Securities firms can afford to be generous More than 300 employees are in line for bonuses of at least $4 million

NEW YORK — NEW YORK -- More than 300 people on Wall Street will receive year-end bonuses of at least $4 million as the industry's profits surge to record levels, according to executive recruiters and investment bankers.

Leading partners at Goldman, Sachs & Co., the biggest and richest investment banking partnership, will get $7 million to $8 million each, according to people at the firm.


Top bankers, traders and salespeople at firms such as Morgan Stanley & Co., Merrill Lynch & Co. and Donaldson, Lufkin & Jenrette Inc. will receive $5 million or more.

Compensation is among the most important topics on Wall Street now because executives are meeting to decide how much to pay their employees.


Expectations are running high, as the securities industry is on track to earn a record $12 billion in pre-tax profits this year.

Most of employees' pay on Wall Street comes in annual bonuses many times bigger than their salaries.

"This has been a good year for the Street, so we should be able to compensate people fairly generously," said David Komansky, Merrill's president.

At Merrill and elsewhere, pay increases of up to 30 percent more than last year's "wouldn't surprise me," he said.

Securities firms can afford to be generous.

Merrill, Goldman, and Morgan Stanley each will earn more than $1 billion this year, while DLJ earned more in the first nine months of this year than in all of 1993, its previous record year.

Roaring stock markets and falling interest rates have propelled Wall Street's core businesses of stock and bond underwriting, sales and trading, mergers and acquisitions advice and asset management.

That's great news for the people who run those businesses; it means that Wall Street's wealth "can be more broadly dispensed," said Gary Goldstein, president of the Whitney Group, a New York-based executive recruiter.


"There are a lot more people who will earn $4 million to $5 million or more this year than ever before."

Senior bankers and traders aren't the only ones who'll be well paid.

Midlevel employees at the vice president and senior vice president level can expect between $500,000 and $1 million this year, and even junior bankers a couple of years out of graduate business school will make about $250,000.

By contrast, the average family income in the United States was $51,353 last year, according to the U.S. Census Bureau.

The bonus dollars haven't always been so widely shared.

In Wall Street's previous record year, 1993, fixed-income traders and salespeople made the most money, as the lowest interest rates in a generation fueled a surge in the bond market.

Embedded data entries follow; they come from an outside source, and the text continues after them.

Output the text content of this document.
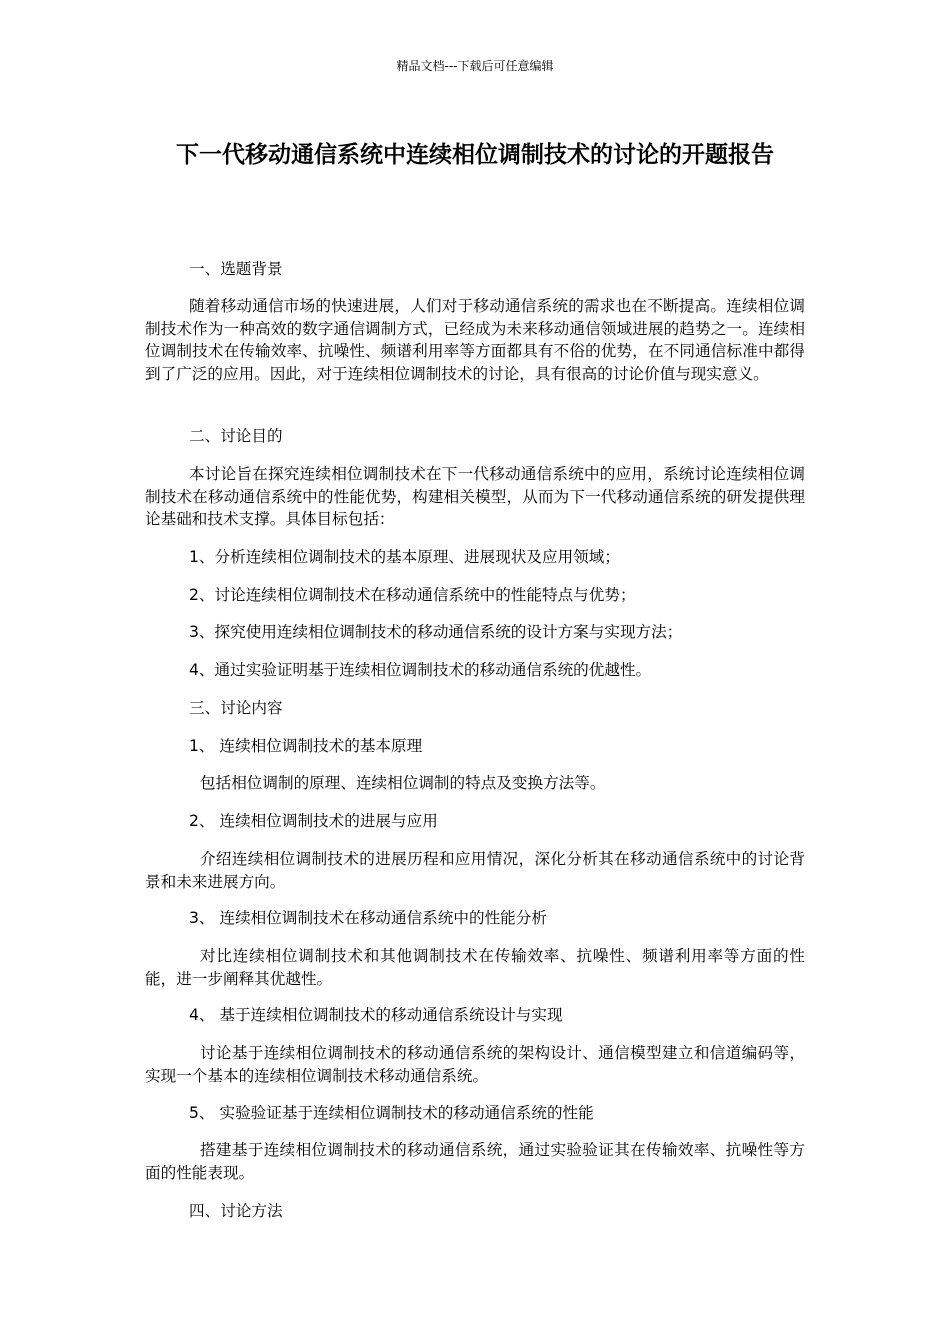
精品文档---下载后可任意编辑
下一代移动通信系统中连续相位调制技术的讨论的开题报告

一、选题背景

随着移动通信市场的快速进展，人们对于移动通信系统的需求也在不断提高。连续相位调制技术作为一种高效的数字通信调制方式，已经成为未来移动通信领域进展的趋势之一。连续相位调制技术在传输效率、抗噪性、频谱利用率等方面都具有不俗的优势，在不同通信标准中都得到了广泛的应用。因此，对于连续相位调制技术的讨论，具有很高的讨论价值与现实意义。

二、讨论目的

本讨论旨在探究连续相位调制技术在下一代移动通信系统中的应用，系统讨论连续相位调制技术在移动通信系统中的性能优势，构建相关模型，从而为下一代移动通信系统的研发提供理论基础和技术支撑。具体目标包括：

1、分析连续相位调制技术的基本原理、进展现状及应用领域；

2、讨论连续相位调制技术在移动通信系统中的性能特点与优势；

3、探究使用连续相位调制技术的移动通信系统的设计方案与实现方法；

4、通过实验证明基于连续相位调制技术的移动通信系统的优越性。

三、讨论内容

1、 连续相位调制技术的基本原理

包括相位调制的原理、连续相位调制的特点及变换方法等。

2、 连续相位调制技术的进展与应用

介绍连续相位调制技术的进展历程和应用情况，深化分析其在移动通信系统中的讨论背景和未来进展方向。

3、 连续相位调制技术在移动通信系统中的性能分析

对比连续相位调制技术和其他调制技术在传输效率、抗噪性、频谱利用率等方面的性能，进一步阐释其优越性。

4、 基于连续相位调制技术的移动通信系统设计与实现

讨论基于连续相位调制技术的移动通信系统的架构设计、通信模型建立和信道编码等，实现一个基本的连续相位调制技术移动通信系统。

5、 实验验证基于连续相位调制技术的移动通信系统的性能

搭建基于连续相位调制技术的移动通信系统，通过实验验证其在传输效率、抗噪性等方面的性能表现。

四、讨论方法
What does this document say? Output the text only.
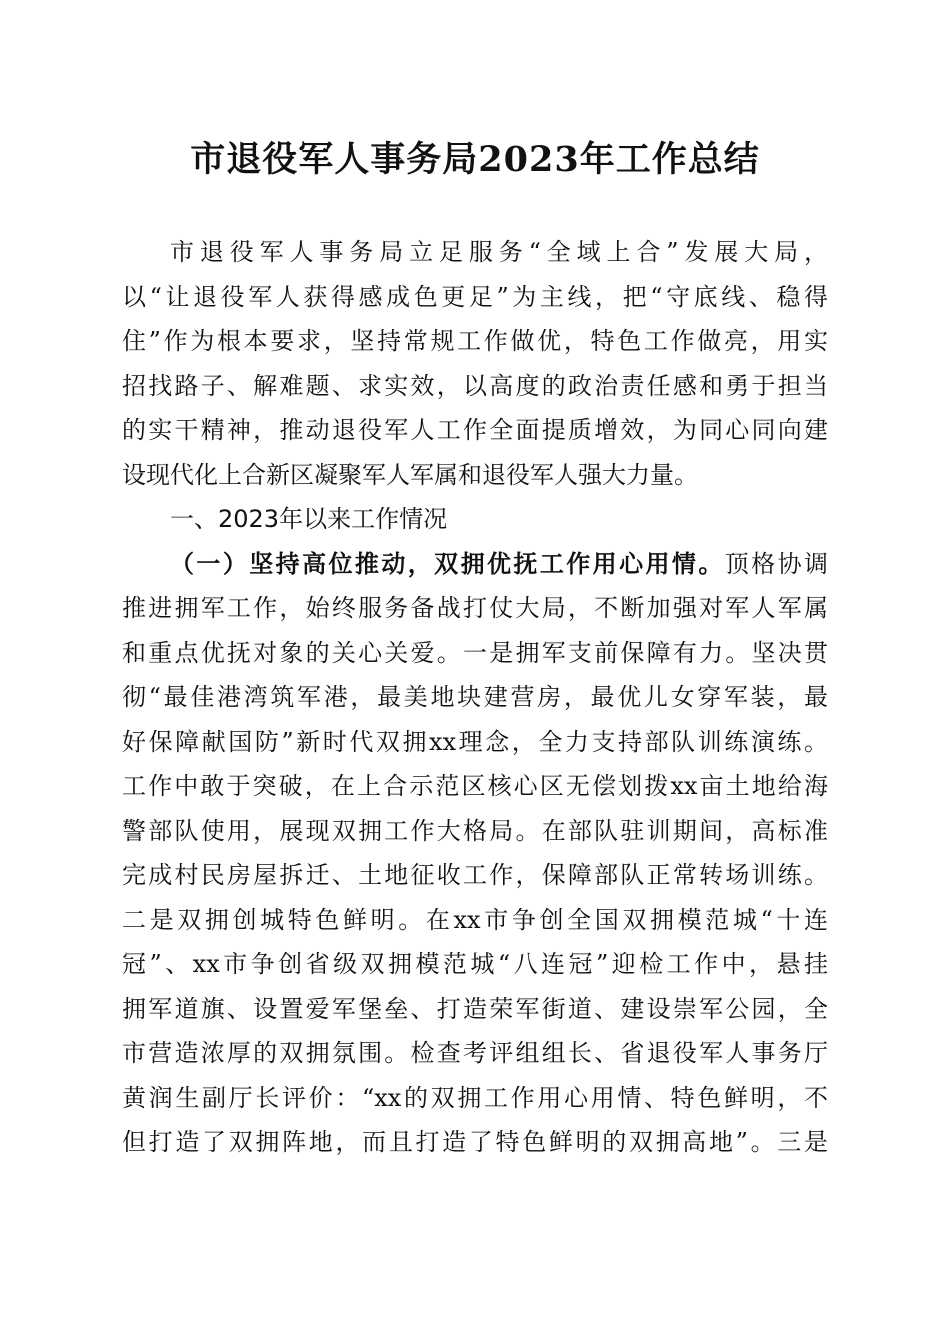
市退役军人事务局2023年工作总结
市退役军人事务局立足服务“全域上合”发展大局，
以“让退役军人获得感成色更足”为主线，把“守底线、稳得
住”作为根本要求，坚持常规工作做优，特色工作做亮，用实
招找路子、解难题、求实效，以高度的政治责任感和勇于担当
的实干精神，推动退役军人工作全面提质增效，为同心同向建
设现代化上合新区凝聚军人军属和退役军人强大力量。
一、2023年以来工作情况
（一）坚持高位推动，双拥优抚工作用心用情。顶格协调
推进拥军工作，始终服务备战打仗大局，不断加强对军人军属
和重点优抚对象的关心关爱。一是拥军支前保障有力。坚决贯
彻“最佳港湾筑军港，最美地块建营房，最优儿女穿军装，最
好保障献国防”新时代双拥xx理念，全力支持部队训练演练。
工作中敢于突破，在上合示范区核心区无偿划拨xx亩土地给海
警部队使用，展现双拥工作大格局。在部队驻训期间，高标准
完成村民房屋拆迁、土地征收工作，保障部队正常转场训练。
二是双拥创城特色鲜明。在xx市争创全国双拥模范城“十连
冠”、xx市争创省级双拥模范城“八连冠”迎检工作中，悬挂
拥军道旗、设置爱军堡垒、打造荣军街道、建设崇军公园，全
市营造浓厚的双拥氛围。检查考评组组长、省退役军人事务厅
黄润生副厅长评价：“xx的双拥工作用心用情、特色鲜明，不
但打造了双拥阵地，而且打造了特色鲜明的双拥高地”。三是
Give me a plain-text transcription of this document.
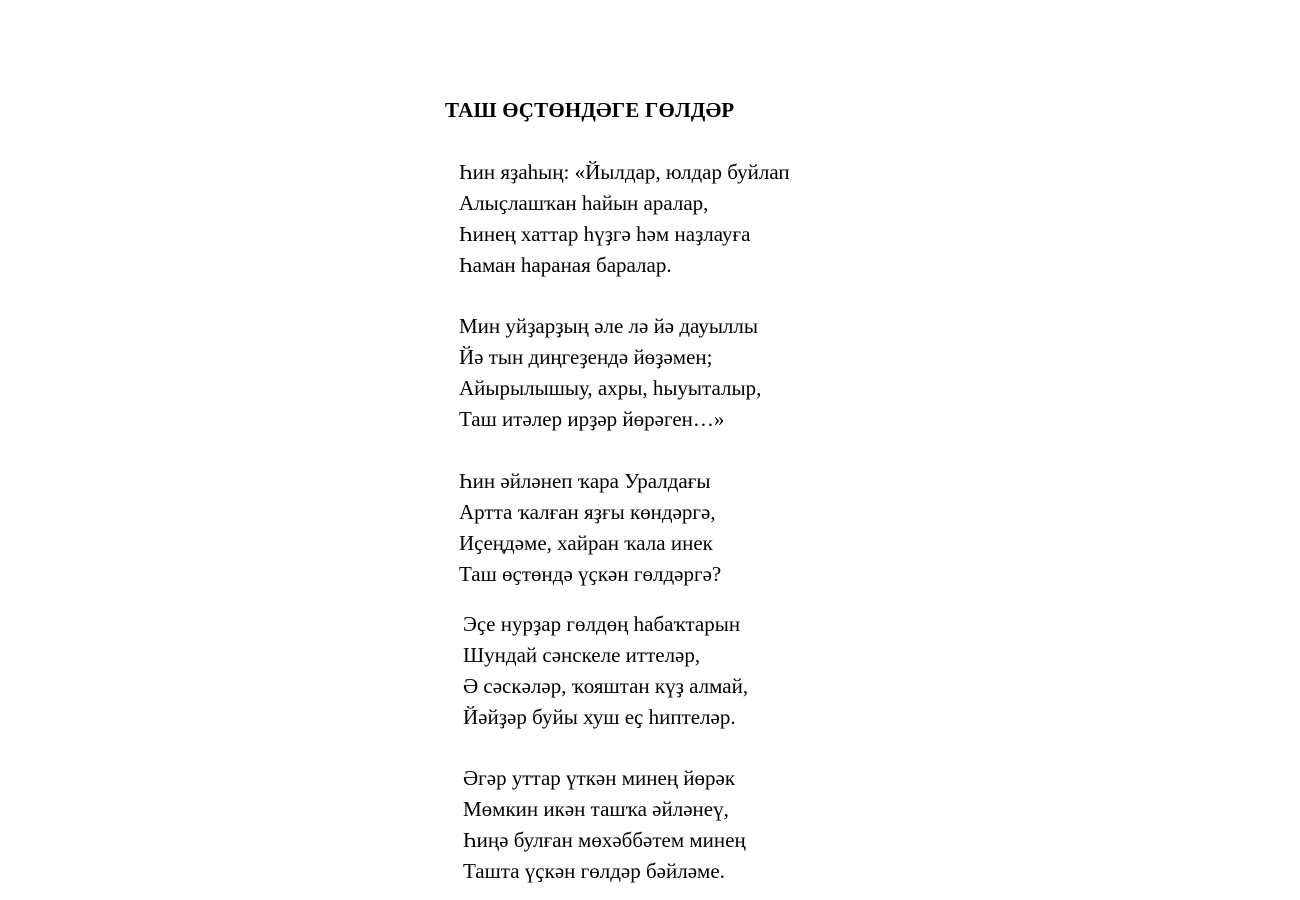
ТАШ ӨҪТӨНДӘГЕ ГӨЛДӘР
Һин яҙаһың: «Йылдар, юлдар буйлап
Алыҫлашҡан һайын аралар,
Һинең хаттар һүҙгә һәм наҙлауға
Һаман һараная баралар.
Мин уйҙарҙың әле лә йә дауыллы
Йә тын диңгеҙендә йөҙәмен;
Айырылышыу, ахры, һыуыталыр,
Таш итәлер ирҙәр йөрәген…»
Һин әйләнеп ҡара Уралдағы
Артта ҡалған яҙғы көндәргә,
Иҫеңдәме, хайран ҡала инек
Таш өҫтөндә үҫкән гөлдәргә?
Эҫе нурҙар гөлдөң һабаҡтарын
Шундай сәнскеле иттеләр,
Ә сәскәләр, ҡояштан күҙ алмай,
Йәйҙәр буйы хуш еҫ һиптеләр.
Әгәр уттар үткән минең йөрәк
Мөмкин икән ташҡа әйләнеү,
Һиңә булған мөхәббәтем минең
Ташта үҫкән гөлдәр бәйләме.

Back in the go-go 1980s, merger bankers and junk bond traders and underwriters led the way.

To be sure, employees at securities firms are sacrificing a lot of time with friends and family to make that money.

"We like our work and we think we are well compensated, but I think people are working as hard as they have ever worked on the advisory side of the business," said Marc Granetz, a managing director in CS First Boston's mergers and acquisitions department.

The workday for junior bankers often runs from 7 a.m. to 11 p.m., six or seven days a week, Granetz said.

Senior bankers work fewer hours but their travel schedules are tough.

Still, many bankers and traders will be disappointed.


That's because some of their peers at the investment banking subsidiaries of Deutsche Bank AG, Union Bank of Switzerland and Swiss Bank Corp. will receive even bigger year-end payments.

These banks are paying a premium to woo talent that will help them build up their securities business in the United States.

"The expectations on Wall Street this year for bonuses are enormous," said Scott Page, president of executive recruiter Solomon-Page Group in New York.

"Reality may not meet expectations -- you can't take care of everybody."

At Lehman Brothers Inc., which was skimpy with pay last year, some bankers are looking for their bonuses to double, a person at the firm said.

One way for Wall Street firms to please their employees while conserving cash is by handing out more of the bonuses in stock.


Firms such as Merrill, Lehman and DLJ have taken that approach over the past couple of years.

As much as 40 percent of senior bankers' compensation at some firms will come in stock this year, said Jeff Bell, an executive recruiter at Russell Reynolds Associates Inc. in New York.